In the last lesson, we  talked about value-based methods (Monte Carlo, Temporal Difference, Q-Learning). In this lesson, we will talk about policy-based methods. More specifically, POLICY GRADIENT!!!

---

Before we talk about policy gradient. Let's review the difference between value-based and policy-based methods.

Value-Based | Policy-Based
:--: | :--:
Optimizing a **value function** (which will lead to an optimal policy) | Optimizing a **policy** directly
**Deterministic** (the policy outputs are fixed) | **Deterministic** or **Stochastic**
Relatively **short** training cost | Relatively **long** training cost
Generally for **discrete** action space | Suitable for both **discrete** and **continuous** action space

In this lesson, we will specifically discusses one of the policy gradient algorithm called the [REINFORCE](https://www.analyticsvidhya.com/blog/2020/11/reinforce-algorithm-taking-baby-steps-in-reinforcement-learning/) 

We will begin by importing necessary packages and defining the policy network that the agent will use to decide its actions:

In [1]:
import gymnasium as gym
import numpy as np
import torch
import torch.nn as nn
import torch.optim as optim

# Define Policy Network
class SoftmaxPolicy(nn.Module):
    def __init__(self, n_inputs, n_outputs):
        super(SoftmaxPolicy, self).__init__()
        self.fc1 = nn.Linear(n_inputs, 16)
        self.fc2 = nn.Linear(16, 16)
        self.fc3 = nn.Linear(16, n_outputs)
        self.ReLU = nn.ReLU()

    def forward(self, x):
        x = self.fc1(x)
        x = self.ReLU(x)
        x = self.fc2(x)
        x = self.ReLU(x)
        x = self.fc3(x)
        return x

# Define Policy Gradient Agent
class SoftmaxAgent:
    def __init__(self, n_inputs, n_outputs):
        self.policy_network = SoftmaxPolicy(n_inputs, n_outputs)
        self.optimizer = optim.Adam(self.policy_network.parameters(), lr=0.01)
        self.gamma = 0.99

    def get_action(self, state):
        state = torch.from_numpy(state).float().unsqueeze(0)
        action_scores = self.policy_network(state)
        action_probs = torch.softmax(action_scores, dim=1)
        action = np.random.choice(len(action_probs[0]), p=action_probs.detach().numpy()[0])
        log_prob = torch.log(action_probs[0, action])
        return action, log_prob

    def update_policy(self, rewards, log_probs):
        discounted_rewards = []
        for t in range(len(rewards)):
            Gt = 0 
            pw = 0
            for r in rewards[t:]:
                Gt = Gt + self.gamma**pw * r
                pw = pw + 1
            discounted_rewards.append(Gt)

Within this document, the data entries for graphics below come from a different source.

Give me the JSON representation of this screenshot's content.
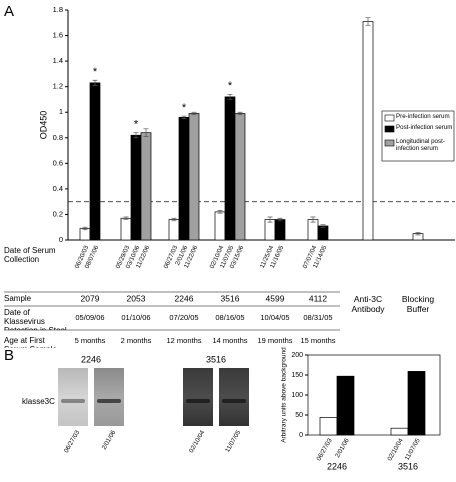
{
  "panel_labels": [
    "A",
    "B"
  ],
  "chart_data": [
    {
      "type": "bar",
      "y_label": "OD450",
      "categories": [
        "2079",
        "2053",
        "2246",
        "3516",
        "4599",
        "4112",
        "Anti-3C Antibody",
        "Blocking Buffer"
      ],
      "series": [
        {
          "name": "Pre-infection serum",
          "color": "#ffffff",
          "values": [
            0.09,
            0.17,
            0.16,
            0.22,
            0.16,
            0.16,
            1.71,
            0.05
          ],
          "errors": [
            0.01,
            0.01,
            0.01,
            0.01,
            0.02,
            0.02,
            0.03,
            0.01
          ]
        },
        {
          "name": "Post-infection serum",
          "color": "#000000",
          "values": [
            1.23,
            0.82,
            0.96,
            1.12,
            0.16,
            0.11,
            null,
            null
          ],
          "errors": [
            0.02,
            0.02,
            0.01,
            0.02,
            0.01,
            0.01,
            null,
            null
          ]
        },
        {
          "name": "Longitudinal post-infection serum",
          "color": "#a0a0a0",
          "values": [
            null,
            0.84,
            0.99,
            0.99,
            null,
            null,
            null,
            null
          ],
          "errors": [
            null,
            0.03,
            0.01,
            0.01,
            null,
            null,
            null,
            null
          ]
        }
      ],
      "annotations": [
        {
          "text": "*",
          "category": 0
        },
        {
          "text": "*",
          "category": 1
        },
        {
          "text": "*",
          "category": 2
        },
        {
          "text": "*",
          "category": 3
        }
      ],
      "threshold": 0.3,
      "ylim": [
        0,
        1.8
      ],
      "yticks": [
        0,
        0.2,
        0.4,
        0.6,
        0.8,
        1,
        1.2,
        1.4,
        1.6,
        1.8
      ],
      "table": {
        "row_labels": [
          "Date of Serum Collection",
          "Sample",
          "Date of Klassevirus Detection in Stool",
          "Age at First Serum Sample"
        ],
        "serum_dates": [
          [
            "06/20/03",
            "08/07/06"
          ],
          [
            "05/29/03",
            "03/10/06",
            "11/22/06"
          ],
          [
            "06/27/03",
            "2/01/06",
            "11/22/06"
          ],
          [
            "02/10/04",
            "11/07/05",
            "03/15/06"
          ],
          [
            "11/25/04",
            "11/16/05"
          ],
          [
            "07/07/04",
            "11/14/05"
          ]
        ],
        "detection_dates": [
          "05/09/06",
          "01/10/06",
          "07/20/05",
          "08/16/05",
          "10/04/05",
          "08/31/05"
        ],
        "ages": [
          "5 months",
          "2 months",
          "12 months",
          "14 months",
          "19 months",
          "15 months"
        ]
      }
    },
    {
      "type": "bar",
      "y_label": "Arbitrary units above background",
      "categories": [
        "2246",
        "3516"
      ],
      "series": [
        {
          "color": "#ffffff",
          "values": [
            44,
            17
          ],
          "labels": [
            "06/27/03",
            "02/10/04"
          ]
        },
        {
          "color": "#000000",
          "values": [
            147,
            159
          ],
          "labels": [
            "2/01/06",
            "11/07/05"
          ]
        }
      ],
      "ylim": [
        0,
        200
      ],
      "yticks": [
        0,
        50,
        100,
        150,
        200
      ]
    }
  ],
  "blots": {
    "band_label": "klasse3C",
    "samples": [
      {
        "sample": "2246",
        "lanes": [
          "06/27/03",
          "2/01/06"
        ]
      },
      {
        "sample": "3516",
        "lanes": [
          "02/10/04",
          "11/07/05"
        ]
      }
    ]
  }
}
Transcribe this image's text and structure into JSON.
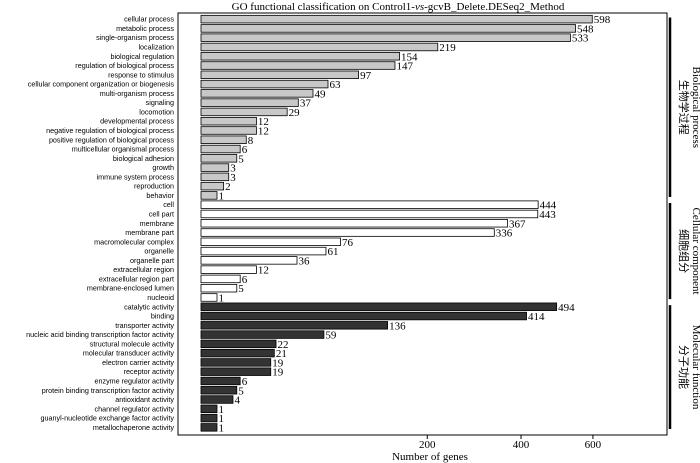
{
  "chart_data": {
    "type": "bar",
    "orientation": "horizontal",
    "title_parts": [
      "GO functional classification on Control1-",
      "vs",
      "-gcvB_Delete.DESeq2_Method"
    ],
    "xlabel": "Number of genes",
    "xticks": [
      200,
      400,
      600
    ],
    "xscale": "sqrt",
    "xlim": [
      0,
      620
    ],
    "groups": [
      {
        "zh": "生物学过程",
        "en": "Biological process",
        "color": "#c8c8c8",
        "categories": [
          "cellular process",
          "metabolic process",
          "single-organism process",
          "localization",
          "biological regulation",
          "regulation of biological process",
          "response to stimulus",
          "cellular component organization or biogenesis",
          "multi-organism process",
          "signaling",
          "locomotion",
          "developmental process",
          "negative regulation of biological process",
          "positive regulation of biological process",
          "multicellular organismal process",
          "biological adhesion",
          "growth",
          "immune system process",
          "reproduction",
          "behavior"
        ],
        "values": [
          598,
          548,
          533,
          219,
          154,
          147,
          97,
          63,
          49,
          37,
          29,
          12,
          12,
          8,
          6,
          5,
          3,
          3,
          2,
          1
        ]
      },
      {
        "zh": "细胞组分",
        "en": "Cellular component",
        "color": "#ffffff",
        "categories": [
          "cell",
          "cell part",
          "membrane",
          "membrane part",
          "macromolecular complex",
          "organelle",
          "organelle part",
          "extracellular region",
          "extracellular region part",
          "membrane-enclosed lumen",
          "nucleoid"
        ],
        "values": [
          444,
          443,
          367,
          336,
          76,
          61,
          36,
          12,
          6,
          5,
          1
        ]
      },
      {
        "zh": "分子功能",
        "en": "Molecular function",
        "color": "#333333",
        "categories": [
          "catalytic activity",
          "binding",
          "transporter activity",
          "nucleic acid binding transcription factor activity",
          "structural molecule activity",
          "molecular transducer activity",
          "electron carrier activity",
          "receptor activity",
          "enzyme regulator activity",
          "protein binding transcription factor activity",
          "antioxidant activity",
          "channel regulator activity",
          "guanyl-nucleotide exchange factor activity",
          "metallochaperone activity"
        ],
        "values": [
          494,
          414,
          136,
          59,
          22,
          21,
          19,
          19,
          6,
          5,
          4,
          1,
          1,
          1
        ]
      }
    ]
  }
}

        discounted_rewards = torch.tensor(discounted_rewards)
        discounted_rewards = (discounted_rewards - discounted_rewards.mean()) / (discounted_rewards.std() + 1e-9) # normalize discounted rewards

        policy_gradient = []
        for log_prob, Gt in zip(log_probs, discounted_rewards):
            policy_gradient.append(-log_prob * Gt)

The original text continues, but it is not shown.